Much as I also find it disrespectful when uber Tory-toff Kirsty Allsop presents a TV series encouraging yuppies homeowners to create a 'Homemade Home' by showing how in truth there is nothing to all those skilled trades and services that the middle class once paid the working classes to perform for them.



Wednesday 10 September 2014

We're all Scots now

Right now, watching the ruling class scurrying to Edingburgh in panic with 'ten days to save the union' - I am wishing I was Scottish. 

What is happening in Scotland at the moment is nothing to do with Braveheart nationalism or  tartan sentimentalism. It is about ordinary people sticking two fingers up at decades of ruling class neglect and  of being ruled by far away toffs who have no understanding of the lives of a people.  In return  these ordinary people have consistently not given a political mandate to these toffs and are now serving notice on them.

I feel the same way - and I only live a few miles up the road from Westminster.

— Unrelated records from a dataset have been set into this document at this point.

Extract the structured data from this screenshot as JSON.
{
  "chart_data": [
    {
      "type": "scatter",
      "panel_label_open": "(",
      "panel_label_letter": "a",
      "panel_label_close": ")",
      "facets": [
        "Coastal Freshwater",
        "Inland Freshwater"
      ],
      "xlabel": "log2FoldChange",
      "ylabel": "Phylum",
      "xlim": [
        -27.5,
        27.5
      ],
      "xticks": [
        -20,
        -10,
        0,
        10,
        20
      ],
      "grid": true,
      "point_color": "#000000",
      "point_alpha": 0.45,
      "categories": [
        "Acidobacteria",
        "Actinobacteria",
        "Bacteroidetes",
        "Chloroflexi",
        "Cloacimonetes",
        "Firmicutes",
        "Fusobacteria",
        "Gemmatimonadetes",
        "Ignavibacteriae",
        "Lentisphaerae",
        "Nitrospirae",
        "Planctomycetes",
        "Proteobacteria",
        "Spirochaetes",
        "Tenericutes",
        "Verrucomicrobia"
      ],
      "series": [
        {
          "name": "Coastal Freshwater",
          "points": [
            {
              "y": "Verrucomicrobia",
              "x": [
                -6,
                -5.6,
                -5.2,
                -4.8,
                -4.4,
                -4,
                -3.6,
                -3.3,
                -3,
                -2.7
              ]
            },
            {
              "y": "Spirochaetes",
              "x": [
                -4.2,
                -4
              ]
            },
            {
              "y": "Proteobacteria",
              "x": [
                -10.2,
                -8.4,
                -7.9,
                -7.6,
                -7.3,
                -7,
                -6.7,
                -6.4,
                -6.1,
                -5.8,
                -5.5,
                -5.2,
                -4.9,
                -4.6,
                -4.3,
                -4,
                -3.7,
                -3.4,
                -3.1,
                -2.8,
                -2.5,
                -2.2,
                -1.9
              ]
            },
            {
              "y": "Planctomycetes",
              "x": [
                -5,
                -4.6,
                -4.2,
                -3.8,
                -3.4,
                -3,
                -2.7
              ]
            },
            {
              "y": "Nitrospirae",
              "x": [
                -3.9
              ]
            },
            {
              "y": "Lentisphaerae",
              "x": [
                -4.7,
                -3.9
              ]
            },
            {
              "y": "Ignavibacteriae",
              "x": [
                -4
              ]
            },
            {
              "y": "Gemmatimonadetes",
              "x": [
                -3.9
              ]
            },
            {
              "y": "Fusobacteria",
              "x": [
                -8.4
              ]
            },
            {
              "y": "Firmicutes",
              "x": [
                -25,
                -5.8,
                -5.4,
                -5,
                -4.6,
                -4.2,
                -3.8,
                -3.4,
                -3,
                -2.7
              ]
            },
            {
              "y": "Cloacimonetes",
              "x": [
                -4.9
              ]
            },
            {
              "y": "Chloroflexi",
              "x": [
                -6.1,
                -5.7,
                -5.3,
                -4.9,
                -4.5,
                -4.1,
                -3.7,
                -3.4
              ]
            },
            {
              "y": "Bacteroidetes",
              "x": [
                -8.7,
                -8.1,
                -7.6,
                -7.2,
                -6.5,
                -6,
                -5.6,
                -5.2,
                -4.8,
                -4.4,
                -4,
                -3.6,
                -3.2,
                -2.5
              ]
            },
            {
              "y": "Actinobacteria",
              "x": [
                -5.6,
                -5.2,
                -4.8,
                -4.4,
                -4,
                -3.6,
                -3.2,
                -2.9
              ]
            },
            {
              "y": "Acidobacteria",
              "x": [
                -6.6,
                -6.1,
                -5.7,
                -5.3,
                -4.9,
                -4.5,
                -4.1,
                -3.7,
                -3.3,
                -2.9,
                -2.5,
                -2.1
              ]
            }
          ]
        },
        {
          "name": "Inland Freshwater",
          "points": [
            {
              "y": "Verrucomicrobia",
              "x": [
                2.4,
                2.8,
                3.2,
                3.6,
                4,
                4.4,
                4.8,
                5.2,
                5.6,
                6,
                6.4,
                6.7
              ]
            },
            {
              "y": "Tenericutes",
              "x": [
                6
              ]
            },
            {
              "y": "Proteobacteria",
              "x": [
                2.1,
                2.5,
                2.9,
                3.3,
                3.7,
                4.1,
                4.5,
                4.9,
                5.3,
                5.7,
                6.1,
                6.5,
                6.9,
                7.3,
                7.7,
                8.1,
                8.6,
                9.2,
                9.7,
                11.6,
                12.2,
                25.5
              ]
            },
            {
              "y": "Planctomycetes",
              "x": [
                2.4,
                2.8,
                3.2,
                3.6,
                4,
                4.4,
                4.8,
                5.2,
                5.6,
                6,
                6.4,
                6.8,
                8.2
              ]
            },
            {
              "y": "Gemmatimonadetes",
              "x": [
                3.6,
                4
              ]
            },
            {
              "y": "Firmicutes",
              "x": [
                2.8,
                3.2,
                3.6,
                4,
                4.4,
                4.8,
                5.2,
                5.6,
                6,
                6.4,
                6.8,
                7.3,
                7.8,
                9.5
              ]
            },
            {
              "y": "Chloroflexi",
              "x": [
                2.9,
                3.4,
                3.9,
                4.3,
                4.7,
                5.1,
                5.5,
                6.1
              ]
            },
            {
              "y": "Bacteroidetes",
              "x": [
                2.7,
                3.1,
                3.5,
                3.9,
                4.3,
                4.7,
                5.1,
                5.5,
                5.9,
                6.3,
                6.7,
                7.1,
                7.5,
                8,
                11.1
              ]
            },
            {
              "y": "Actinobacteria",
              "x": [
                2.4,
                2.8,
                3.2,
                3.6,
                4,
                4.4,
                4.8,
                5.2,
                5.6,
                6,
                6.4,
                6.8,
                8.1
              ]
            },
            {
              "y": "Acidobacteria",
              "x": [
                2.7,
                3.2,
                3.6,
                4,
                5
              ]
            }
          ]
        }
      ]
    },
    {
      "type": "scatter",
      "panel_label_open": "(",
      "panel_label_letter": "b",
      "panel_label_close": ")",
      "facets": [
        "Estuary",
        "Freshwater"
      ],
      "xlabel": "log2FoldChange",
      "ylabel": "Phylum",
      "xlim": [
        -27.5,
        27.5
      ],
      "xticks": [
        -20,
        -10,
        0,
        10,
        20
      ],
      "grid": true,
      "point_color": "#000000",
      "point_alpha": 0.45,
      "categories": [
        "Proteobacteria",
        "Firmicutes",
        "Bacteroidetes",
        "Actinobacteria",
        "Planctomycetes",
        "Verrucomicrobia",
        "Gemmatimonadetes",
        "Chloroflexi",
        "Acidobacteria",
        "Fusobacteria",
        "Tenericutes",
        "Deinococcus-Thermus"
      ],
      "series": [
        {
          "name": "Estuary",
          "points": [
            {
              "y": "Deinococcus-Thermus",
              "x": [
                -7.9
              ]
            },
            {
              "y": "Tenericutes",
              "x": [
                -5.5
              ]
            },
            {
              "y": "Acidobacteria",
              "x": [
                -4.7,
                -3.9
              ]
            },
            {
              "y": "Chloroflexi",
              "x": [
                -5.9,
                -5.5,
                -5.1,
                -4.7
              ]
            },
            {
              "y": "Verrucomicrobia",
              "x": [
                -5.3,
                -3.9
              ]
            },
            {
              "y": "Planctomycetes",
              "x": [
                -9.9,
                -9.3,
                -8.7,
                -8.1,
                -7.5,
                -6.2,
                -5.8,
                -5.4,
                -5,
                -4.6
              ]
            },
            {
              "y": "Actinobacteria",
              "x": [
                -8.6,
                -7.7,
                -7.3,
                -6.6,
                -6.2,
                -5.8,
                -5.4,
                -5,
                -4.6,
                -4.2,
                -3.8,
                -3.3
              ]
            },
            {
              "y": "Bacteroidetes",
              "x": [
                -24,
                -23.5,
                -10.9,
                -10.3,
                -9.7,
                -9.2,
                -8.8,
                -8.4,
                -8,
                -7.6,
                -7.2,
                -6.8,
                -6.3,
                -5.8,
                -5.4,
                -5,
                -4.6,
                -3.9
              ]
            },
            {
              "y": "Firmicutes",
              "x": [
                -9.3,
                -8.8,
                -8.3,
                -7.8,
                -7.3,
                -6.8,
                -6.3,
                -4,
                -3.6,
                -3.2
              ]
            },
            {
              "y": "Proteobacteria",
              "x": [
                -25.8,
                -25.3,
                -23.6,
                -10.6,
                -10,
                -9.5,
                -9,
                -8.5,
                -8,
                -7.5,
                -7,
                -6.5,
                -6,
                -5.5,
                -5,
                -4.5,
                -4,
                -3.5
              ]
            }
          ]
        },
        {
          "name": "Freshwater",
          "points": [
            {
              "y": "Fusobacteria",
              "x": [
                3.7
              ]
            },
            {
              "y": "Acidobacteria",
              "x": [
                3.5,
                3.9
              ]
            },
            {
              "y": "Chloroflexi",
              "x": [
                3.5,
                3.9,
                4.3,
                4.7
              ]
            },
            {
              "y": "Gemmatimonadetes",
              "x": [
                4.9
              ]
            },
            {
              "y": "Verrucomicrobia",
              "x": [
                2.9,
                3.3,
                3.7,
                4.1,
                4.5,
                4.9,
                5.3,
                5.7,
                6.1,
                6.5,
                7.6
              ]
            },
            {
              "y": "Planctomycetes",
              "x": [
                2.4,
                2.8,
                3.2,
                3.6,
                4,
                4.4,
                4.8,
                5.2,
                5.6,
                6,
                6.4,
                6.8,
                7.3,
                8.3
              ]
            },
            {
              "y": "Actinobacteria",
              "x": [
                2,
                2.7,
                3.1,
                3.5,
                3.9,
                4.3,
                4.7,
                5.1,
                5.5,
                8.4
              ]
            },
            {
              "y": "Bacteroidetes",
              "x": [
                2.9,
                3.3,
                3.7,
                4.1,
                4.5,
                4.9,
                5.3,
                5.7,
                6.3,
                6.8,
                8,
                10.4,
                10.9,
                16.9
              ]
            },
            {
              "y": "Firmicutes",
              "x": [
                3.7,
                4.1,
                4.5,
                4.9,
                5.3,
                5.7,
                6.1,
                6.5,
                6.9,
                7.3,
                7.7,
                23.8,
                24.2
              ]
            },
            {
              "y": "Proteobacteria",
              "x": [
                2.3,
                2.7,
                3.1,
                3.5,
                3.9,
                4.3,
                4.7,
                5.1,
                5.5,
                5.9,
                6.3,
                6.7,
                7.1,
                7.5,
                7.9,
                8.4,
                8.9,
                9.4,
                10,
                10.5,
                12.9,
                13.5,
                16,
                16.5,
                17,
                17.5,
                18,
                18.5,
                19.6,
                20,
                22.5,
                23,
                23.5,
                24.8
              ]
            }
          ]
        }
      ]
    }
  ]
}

Once Scotland gains its independence - do you think there any chance of a plebiscite in North London for us to be annexed ?

Tuesday 2 September 2014

A tale of two police cock-ups

The bizarre and tragic manhunt for Ashya King and his parents has got me thinking about the Rotherham abuse scandal and how the police respond to complaints. 

Let's compare the two cases:

In Rotherham over the course of about six years, 1,600 victims routinely suffered appalling sexual abuse. Much of this abuse was reported to the police and we now know that it was dismissed - and appears to have been covered up.

In Southampton a little boy with cancer was not able to get the radiation treatment available in some other countries and so his parents took him out of the hospital to seek the treatment abroad. As there was no court order to prevent this at the time, there is a legal argument as to what if any offence was committed. Nevertheless a much publicised police operation was launched to track the boy and his family to Spain.

In Rotherham the people making the complaints to the police were vulnerable  young girls. People from what is stigmatised as the 'underclass' - people who lack 'advocacy'. On the other hand in Southampton the people doing the complaining were taken from a group of people at the very other end of the scale - both in status and in advocacy - doctors and medical professionals.

And in both cases a smoke screen has been thrown up to obscure institutional incompetence . In Rotherham it is the suggestion that it was political correctness and multiculturalism to blame -  and in Southampton it was the fact that Aysha's parents are Jehovah's Witnesses.

In both  instances this smacks of lazy thinking at best and racism at worst.